John Lynch not only talks a lot about grace, he embodies grace in his interactions with those around him. And when he doesn’t, he’ll talk about that too. Besides his transparency, we love John because he is good at seeing people as God sees them, and calling it out to them. Plus he wears fun shoes. John will be speaking at Sandy Cove this summer during Family Camp Week 4. This article is shared from JohnLynchSpeaks.com
Not long ago, my dog Bali passed away. She was sixteen.
Wherever God has you on your journey, I hope you enjoy this piece I wrote many years ago, when Bali was young...
About a week ago, my family and I came back from a vacation at Newport Beach. It was a great time. I was allowed to take naps and mindlessly surf cable stations through Ginsu knife infomercials and reruns of Barnaby Jones. None of this, of course, am I allowed at home — Stacey works me pretty hard. But I digress.
With us, was our Golden Retriever, Bali. I like her more than I do most humans. We made a bed for her across the front seat, while all three girls crammed into the back. Did I mention I really like her? Bali loves the car and I often take her on short trips to the park, or to pick up something I forgot at the office. But she soon realized this would be different. We were about 45 miles away from Phoenix, entering the world’s most desolate stretch of desert wasteland. She stared out the window and then back at me, as if she was saying, “We’re not going to the park, are we? And hey, we’re going really fast. You’ve never gone this fast before. And I don’t know if you’ve noticed, but I’m not wearing a seatbelt.” (Maybe I’m over-reading her comments, but I don’t think so.) Then she studied me for a long time as if she was thinking, “Master, do you have a plan? Are we gonna be alright? Can we just go home? I’m really thirsty.”
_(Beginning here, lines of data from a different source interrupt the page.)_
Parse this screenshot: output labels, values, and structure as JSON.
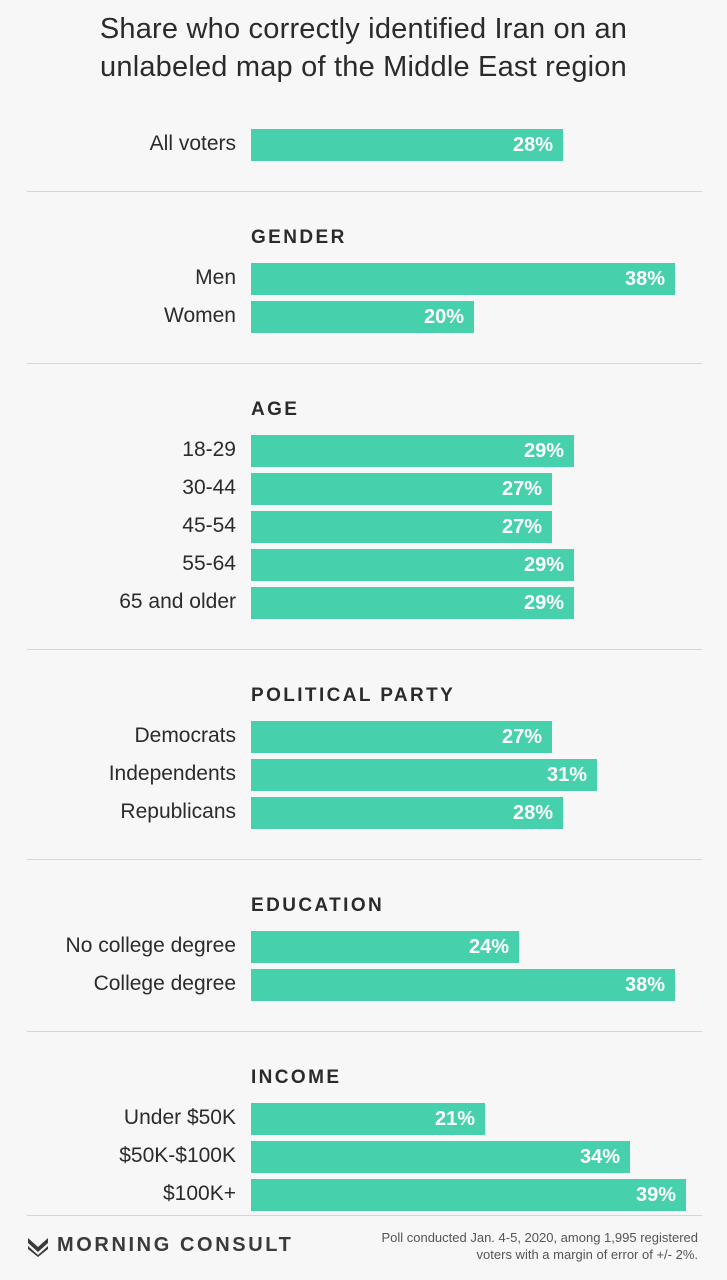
{
  "title_lines": [
    "Share who correctly identified Iran on an",
    "unlabeled map of the Middle East region"
  ],
  "bar_color": "#46d1ac",
  "chart_data": {
    "type": "bar",
    "orientation": "horizontal",
    "title": "Share who correctly identified Iran on an unlabeled map of the Middle East region",
    "xlim": [
      0,
      39
    ],
    "unit": "%",
    "groups": [
      {
        "heading": "",
        "items": [
          {
            "label": "All voters",
            "value": 28,
            "value_label": "28%"
          }
        ]
      },
      {
        "heading": "GENDER",
        "items": [
          {
            "label": "Men",
            "value": 38,
            "value_label": "38%"
          },
          {
            "label": "Women",
            "value": 20,
            "value_label": "20%"
          }
        ]
      },
      {
        "heading": "AGE",
        "items": [
          {
            "label": "18-29",
            "value": 29,
            "value_label": "29%"
          },
          {
            "label": "30-44",
            "value": 27,
            "value_label": "27%"
          },
          {
            "label": "45-54",
            "value": 27,
            "value_label": "27%"
          },
          {
            "label": "55-64",
            "value": 29,
            "value_label": "29%"
          },
          {
            "label": "65 and older",
            "value": 29,
            "value_label": "29%"
          }
        ]
      },
      {
        "heading": "POLITICAL PARTY",
        "items": [
          {
            "label": "Democrats",
            "value": 27,
            "value_label": "27%"
          },
          {
            "label": "Independents",
            "value": 31,
            "value_label": "31%"
          },
          {
            "label": "Republicans",
            "value": 28,
            "value_label": "28%"
          }
        ]
      },
      {
        "heading": "EDUCATION",
        "items": [
          {
            "label": "No college degree",
            "value": 24,
            "value_label": "24%"
          },
          {
            "label": "College degree",
            "value": 38,
            "value_label": "38%"
          }
        ]
      },
      {
        "heading": "INCOME",
        "items": [
          {
            "label": "Under $50K",
            "value": 21,
            "value_label": "21%"
          },
          {
            "label": "$50K-$100K",
            "value": 34,
            "value_label": "34%"
          },
          {
            "label": "$100K+",
            "value": 39,
            "value_label": "39%"
          }
        ]
      }
    ]
  },
  "footer": {
    "brand": "MORNING CONSULT",
    "note_lines": [
      "Poll conducted Jan. 4-5, 2020, among 1,995 registered",
      "voters with a margin of error of +/- 2%."
    ]
  }
}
In that moment, it dawned on me that Bali was the only one of us who didn’t understand what was happening. The rest of us knew the plan. We knew where we were going. For all Bali knew, we were moving, or she was being taken to the animal shelter for some indiscretion back home. All I could do was try to reassure her by stroking her fur and whispering that everything would be alright and tell her that soon she’d be running free at the beach. All of which I’m sure sounded to her like, “We are going to abandon you here in the desert at the next mile marker.”
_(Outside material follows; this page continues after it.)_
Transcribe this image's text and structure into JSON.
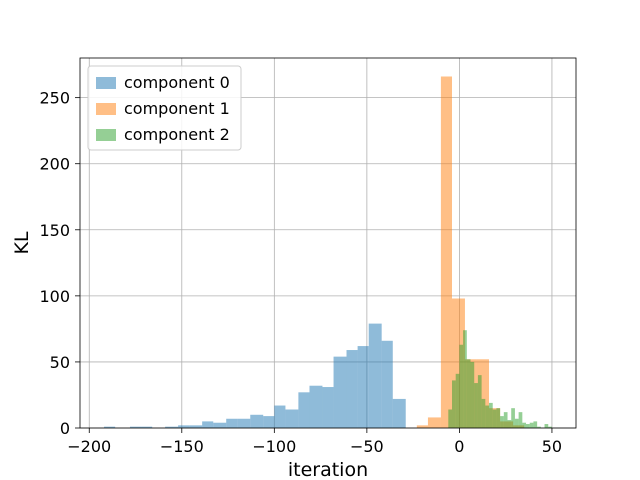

By the time we got to Blythe, she had to pee. When I let her out at their grim version of a park, she looked at me and shook her head, as if saying, “Let me see if I understand this correctly. You want me to pee here? I thought we were friends.”
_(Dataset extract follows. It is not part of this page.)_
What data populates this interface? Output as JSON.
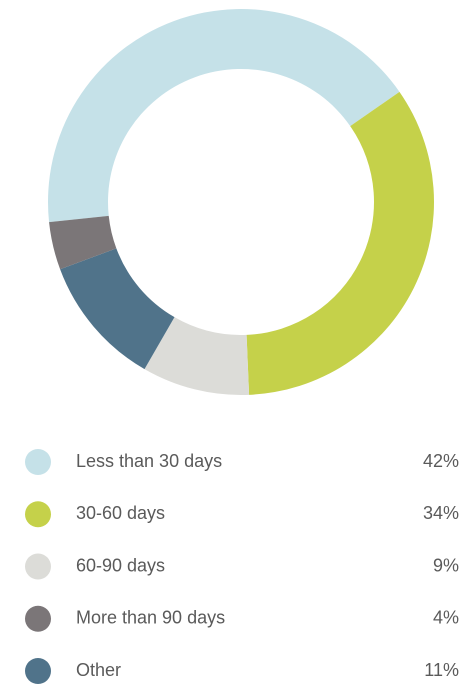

For the next several hours, she couldn’t get settled. She was panting and drooling from fear or confusion. Then something beautiful happened. She took a deep sigh and laid her head down heavily on my right hand. Soon she was fast asleep, unbuckled in a Honda Element, barreling down the highway faster than she’d ever gone, to a place she’d never been.
I didn’t move my hand for almost a hundred miles. Even in those desolate surroundings, she knew I loved her and would protect her at significant cost to myself. It touched me to see how much my dog was counting on me to be a good man; how much she trusted me.I’ve been reflecting on that ride for the last several weeks. Bali’s journey is not unlike my journey with God. Although He knows exactly where we’re going, it’s lost on me. I have no idea why certain events happen each day — I mostly just feel like I’m along for an out-of-control ride. Sometimes it feels like things are occurring because of something I did wrong. The road goes mostly through deserts, it’s uncomfortable and cramped, there are way too many stops that look like Blythe, and we’re going really fast and I’m not wearing a seat belt. Much of the time I’m panting and sighing out of confusion and fear, and all I’ve got going for me most of the time is this dogged conviction that He is good and He is not playing a game with my heart — that He knows exactly where I’m going, and at some point in the trip, I will get to watch a sunset with my family on some beach. So finally, I lay my head upon His hand. And He doesn’t move it. Those are the times I am at peace. Those are the times I rest and enjoy life, even though everything around me is chaotic. I’m pretty sure my trust touches God’s heart too.